Он шлепнул ее по мягкому месту.

– Обратно, на спину.

Теперь он ощупывал живот.

– Так больно? А так? Нет? Здесь тоже не больно? И здесь нет?

Нигде. Ей не было больно нигде.

– Прекрасно. Потроха на месте. Ни малейшего внутреннего кровоизлияния.

Он одернул ей подол и поднялся.

– Хорошо.

Вдруг он почему-то замялся. Оглянулся на закрытую дверь, подвинул себе стул и напряженно уставился на Жервезу.

– Скажите… эта малышка по соседству… Мондин…

«Уже?» – подумала Жервеза.

– Она вас обожает, малышка Мондин, она мне все о вас рассказала, о вас, о вашем Боге, вашем автоответчике, ваших украденных курочках, ваших раскаявшихся сутенерах, ваших вновь обращенных полицейских… всё.

Он наклонился ближе.

– А вы… вы могли бы сказать мне два-три слова о ней?

– Что, например? – спросила Жервеза.

– Многое она пережила?

– Тридцать один год, – ответила Жервеза.

Бертольд посмотрел на нее долгим взглядом, покусывая губы.

– Так, – сказал он.

И повторил:

– Так.

Он встал.

– Понятно.

Встряхнул головой.

– Ангел на страже!

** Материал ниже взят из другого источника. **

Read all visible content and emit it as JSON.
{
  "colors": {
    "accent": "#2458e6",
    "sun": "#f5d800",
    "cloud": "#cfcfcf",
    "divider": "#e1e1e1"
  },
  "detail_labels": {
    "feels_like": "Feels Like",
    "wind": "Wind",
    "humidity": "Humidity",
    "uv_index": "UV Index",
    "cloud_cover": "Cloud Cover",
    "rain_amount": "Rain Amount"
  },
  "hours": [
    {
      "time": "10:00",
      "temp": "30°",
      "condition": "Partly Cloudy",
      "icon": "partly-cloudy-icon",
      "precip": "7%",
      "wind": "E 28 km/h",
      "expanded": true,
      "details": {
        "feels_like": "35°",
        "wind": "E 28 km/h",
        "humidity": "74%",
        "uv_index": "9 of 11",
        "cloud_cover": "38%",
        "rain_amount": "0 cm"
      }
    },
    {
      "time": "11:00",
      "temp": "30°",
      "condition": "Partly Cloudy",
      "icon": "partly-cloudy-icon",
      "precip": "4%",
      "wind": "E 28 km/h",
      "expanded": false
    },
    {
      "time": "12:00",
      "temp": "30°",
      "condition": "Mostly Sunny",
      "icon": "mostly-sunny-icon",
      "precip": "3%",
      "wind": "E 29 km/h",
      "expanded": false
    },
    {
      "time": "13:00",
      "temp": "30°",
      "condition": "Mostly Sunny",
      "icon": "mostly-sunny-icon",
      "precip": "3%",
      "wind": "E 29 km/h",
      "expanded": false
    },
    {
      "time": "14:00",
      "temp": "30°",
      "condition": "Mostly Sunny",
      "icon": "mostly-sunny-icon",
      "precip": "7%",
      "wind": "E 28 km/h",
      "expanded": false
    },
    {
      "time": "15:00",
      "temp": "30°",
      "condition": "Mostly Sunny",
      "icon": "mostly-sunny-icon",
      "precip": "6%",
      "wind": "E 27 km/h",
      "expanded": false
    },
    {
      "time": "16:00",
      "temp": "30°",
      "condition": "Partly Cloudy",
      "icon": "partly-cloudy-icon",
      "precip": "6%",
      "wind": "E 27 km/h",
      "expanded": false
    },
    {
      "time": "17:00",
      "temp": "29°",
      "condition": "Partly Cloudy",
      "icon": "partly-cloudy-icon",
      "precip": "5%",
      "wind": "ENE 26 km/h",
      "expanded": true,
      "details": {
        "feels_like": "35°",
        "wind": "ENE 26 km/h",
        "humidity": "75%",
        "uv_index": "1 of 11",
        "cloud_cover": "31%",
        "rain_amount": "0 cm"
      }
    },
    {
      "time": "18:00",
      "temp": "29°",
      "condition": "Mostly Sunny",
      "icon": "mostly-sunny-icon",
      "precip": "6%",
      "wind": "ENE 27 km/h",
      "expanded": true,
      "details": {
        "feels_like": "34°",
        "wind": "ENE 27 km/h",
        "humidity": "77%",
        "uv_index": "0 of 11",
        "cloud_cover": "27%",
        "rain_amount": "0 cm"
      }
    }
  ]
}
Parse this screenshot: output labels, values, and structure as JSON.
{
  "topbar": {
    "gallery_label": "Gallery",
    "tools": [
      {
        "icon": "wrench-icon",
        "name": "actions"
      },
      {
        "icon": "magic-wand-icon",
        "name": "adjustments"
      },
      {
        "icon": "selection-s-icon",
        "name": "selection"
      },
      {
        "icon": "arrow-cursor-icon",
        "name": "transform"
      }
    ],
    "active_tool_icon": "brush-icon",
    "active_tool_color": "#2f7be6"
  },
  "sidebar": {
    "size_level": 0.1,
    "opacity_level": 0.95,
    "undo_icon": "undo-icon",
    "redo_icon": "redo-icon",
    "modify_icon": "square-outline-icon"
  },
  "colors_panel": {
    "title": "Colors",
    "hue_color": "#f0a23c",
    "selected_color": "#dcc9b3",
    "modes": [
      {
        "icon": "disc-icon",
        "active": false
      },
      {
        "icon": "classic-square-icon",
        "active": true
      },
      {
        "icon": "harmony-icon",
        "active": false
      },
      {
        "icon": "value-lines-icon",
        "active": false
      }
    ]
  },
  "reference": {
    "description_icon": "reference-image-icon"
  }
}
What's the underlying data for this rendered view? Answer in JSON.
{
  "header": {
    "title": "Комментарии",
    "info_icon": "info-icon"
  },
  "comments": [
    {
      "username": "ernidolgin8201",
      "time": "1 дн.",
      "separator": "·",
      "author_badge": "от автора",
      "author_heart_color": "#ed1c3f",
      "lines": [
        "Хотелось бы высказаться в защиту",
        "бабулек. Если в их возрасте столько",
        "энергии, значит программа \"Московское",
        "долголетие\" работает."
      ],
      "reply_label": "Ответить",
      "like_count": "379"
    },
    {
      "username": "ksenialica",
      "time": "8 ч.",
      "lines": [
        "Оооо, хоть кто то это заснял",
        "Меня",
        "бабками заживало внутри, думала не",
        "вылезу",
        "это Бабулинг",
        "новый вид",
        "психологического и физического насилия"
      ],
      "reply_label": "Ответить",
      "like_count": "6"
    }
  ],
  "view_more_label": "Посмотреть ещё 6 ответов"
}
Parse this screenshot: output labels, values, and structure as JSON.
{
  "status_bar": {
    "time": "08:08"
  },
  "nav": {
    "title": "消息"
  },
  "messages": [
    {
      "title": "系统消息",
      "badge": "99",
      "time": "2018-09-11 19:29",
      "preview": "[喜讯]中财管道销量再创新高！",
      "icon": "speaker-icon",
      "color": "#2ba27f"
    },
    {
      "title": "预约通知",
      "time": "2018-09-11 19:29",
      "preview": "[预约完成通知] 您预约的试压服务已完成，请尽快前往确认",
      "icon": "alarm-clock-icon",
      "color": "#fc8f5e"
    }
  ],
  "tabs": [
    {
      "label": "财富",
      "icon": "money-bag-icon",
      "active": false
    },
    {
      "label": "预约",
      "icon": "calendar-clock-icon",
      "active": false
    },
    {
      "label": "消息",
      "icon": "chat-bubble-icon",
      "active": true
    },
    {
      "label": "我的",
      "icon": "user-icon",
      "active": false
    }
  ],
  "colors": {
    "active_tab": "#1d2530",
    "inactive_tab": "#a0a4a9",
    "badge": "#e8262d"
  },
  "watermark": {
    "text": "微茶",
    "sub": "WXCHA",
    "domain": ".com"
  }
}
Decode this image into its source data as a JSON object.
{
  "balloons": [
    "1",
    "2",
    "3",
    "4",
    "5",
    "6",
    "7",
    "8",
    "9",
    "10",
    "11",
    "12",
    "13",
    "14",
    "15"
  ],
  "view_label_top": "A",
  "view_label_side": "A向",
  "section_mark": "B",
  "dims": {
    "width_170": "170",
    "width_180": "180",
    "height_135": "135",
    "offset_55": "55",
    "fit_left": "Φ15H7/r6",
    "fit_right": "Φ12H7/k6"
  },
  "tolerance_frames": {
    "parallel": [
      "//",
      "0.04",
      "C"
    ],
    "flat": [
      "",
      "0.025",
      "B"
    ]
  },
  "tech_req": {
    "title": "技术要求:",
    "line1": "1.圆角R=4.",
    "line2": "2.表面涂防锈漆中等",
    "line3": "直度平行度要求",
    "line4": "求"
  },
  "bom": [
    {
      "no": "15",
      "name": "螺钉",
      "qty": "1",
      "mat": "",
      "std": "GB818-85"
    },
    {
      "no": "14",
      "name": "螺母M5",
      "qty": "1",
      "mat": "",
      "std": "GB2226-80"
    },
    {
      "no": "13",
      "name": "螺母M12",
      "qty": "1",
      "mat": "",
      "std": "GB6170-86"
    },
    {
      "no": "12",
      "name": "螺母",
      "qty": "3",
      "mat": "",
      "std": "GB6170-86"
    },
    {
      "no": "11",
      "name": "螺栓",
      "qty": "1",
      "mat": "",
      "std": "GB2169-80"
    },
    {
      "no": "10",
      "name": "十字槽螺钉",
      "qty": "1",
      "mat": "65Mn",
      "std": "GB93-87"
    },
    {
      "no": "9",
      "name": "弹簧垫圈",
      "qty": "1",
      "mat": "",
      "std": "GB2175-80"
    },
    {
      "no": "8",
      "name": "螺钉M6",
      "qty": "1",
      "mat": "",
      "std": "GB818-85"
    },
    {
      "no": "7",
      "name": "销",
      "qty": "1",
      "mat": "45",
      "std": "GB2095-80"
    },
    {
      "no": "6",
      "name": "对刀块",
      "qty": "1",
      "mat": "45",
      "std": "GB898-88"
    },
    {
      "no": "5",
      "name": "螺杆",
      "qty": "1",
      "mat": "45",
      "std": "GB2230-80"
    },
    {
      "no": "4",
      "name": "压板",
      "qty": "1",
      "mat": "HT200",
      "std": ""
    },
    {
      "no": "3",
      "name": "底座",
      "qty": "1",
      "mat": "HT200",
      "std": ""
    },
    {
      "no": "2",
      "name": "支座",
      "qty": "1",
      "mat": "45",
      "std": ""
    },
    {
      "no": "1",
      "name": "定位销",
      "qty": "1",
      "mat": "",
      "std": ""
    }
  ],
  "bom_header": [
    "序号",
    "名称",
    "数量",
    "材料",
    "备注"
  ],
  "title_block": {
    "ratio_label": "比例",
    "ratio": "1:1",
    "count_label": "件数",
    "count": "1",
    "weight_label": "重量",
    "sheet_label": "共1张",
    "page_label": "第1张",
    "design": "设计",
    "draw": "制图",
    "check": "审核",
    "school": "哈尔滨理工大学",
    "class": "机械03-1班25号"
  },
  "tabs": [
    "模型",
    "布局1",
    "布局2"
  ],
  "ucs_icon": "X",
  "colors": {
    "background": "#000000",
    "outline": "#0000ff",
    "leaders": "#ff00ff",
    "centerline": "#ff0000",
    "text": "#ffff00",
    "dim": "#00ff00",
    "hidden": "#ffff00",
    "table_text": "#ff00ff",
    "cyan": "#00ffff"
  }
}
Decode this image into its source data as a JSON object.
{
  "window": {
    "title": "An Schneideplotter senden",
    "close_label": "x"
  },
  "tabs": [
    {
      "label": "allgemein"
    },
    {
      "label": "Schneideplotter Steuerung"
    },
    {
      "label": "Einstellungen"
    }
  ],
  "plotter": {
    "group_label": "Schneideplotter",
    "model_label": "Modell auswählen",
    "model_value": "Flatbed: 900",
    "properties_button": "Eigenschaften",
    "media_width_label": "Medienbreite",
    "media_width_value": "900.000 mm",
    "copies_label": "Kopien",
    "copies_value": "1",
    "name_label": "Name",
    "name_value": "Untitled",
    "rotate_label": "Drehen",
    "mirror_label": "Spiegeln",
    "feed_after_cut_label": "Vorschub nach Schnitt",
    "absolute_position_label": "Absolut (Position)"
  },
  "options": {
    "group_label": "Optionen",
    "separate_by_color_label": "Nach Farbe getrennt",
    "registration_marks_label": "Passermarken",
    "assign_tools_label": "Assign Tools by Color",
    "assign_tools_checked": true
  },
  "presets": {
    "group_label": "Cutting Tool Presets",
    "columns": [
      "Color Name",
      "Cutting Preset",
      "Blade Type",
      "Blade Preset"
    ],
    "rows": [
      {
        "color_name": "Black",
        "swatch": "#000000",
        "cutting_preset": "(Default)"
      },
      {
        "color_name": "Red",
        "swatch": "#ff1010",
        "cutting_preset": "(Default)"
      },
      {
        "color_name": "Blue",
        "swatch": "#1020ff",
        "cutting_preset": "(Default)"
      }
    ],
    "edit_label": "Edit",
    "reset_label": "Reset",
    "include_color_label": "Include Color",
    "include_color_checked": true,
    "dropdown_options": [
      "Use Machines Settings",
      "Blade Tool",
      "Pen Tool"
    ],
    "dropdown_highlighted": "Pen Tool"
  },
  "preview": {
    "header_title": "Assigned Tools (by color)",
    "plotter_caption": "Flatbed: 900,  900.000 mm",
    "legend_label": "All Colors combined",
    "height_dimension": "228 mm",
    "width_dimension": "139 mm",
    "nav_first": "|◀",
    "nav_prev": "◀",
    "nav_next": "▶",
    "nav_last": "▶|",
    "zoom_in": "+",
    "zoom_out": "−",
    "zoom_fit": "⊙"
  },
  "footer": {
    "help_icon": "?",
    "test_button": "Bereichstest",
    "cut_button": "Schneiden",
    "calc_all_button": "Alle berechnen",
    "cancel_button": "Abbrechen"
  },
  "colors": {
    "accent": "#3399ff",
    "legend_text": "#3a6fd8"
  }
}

Жанна пасет своих овечек.

Он все не решался уйти.

– Значит, ни единого слова о Мондин, да?.. Ладно, хорошо, отлично.

«Быстро повзрослел, – подумала Жервеза, – как большинство парней». (Она не говорила «мужчины», она говорила «парни». Наследственное, от матери, Жанины-Великанши.)

Бертольд стоял, раскачиваясь на месте.

«Мондин-то уж точно ничего не нужно выведывать у меня о вас, профессор, – продолжала думать Жервеза. – Она сама за три секунды отсканировала вас целиком».

Наконец он направился к выходу. Но, взявшись за ручку двери, обернулся.

– Можете выписываться уже сегодня, после того как сделаете контрольные снимки. Антракт окончен, милейшая. Пора занимать свое место в общей куче дерьма.

Жервеза остановила его на пороге.

– Профессор Бертольд!

Он обернулся.

– М-да?

И Жервеза выдохнула наконец то единственное, чего он ждал:

– Все, что я могу сказать о Мондин, это то, что будь я парнем, я была бы рада просыпаться рядом с ней каждое утро.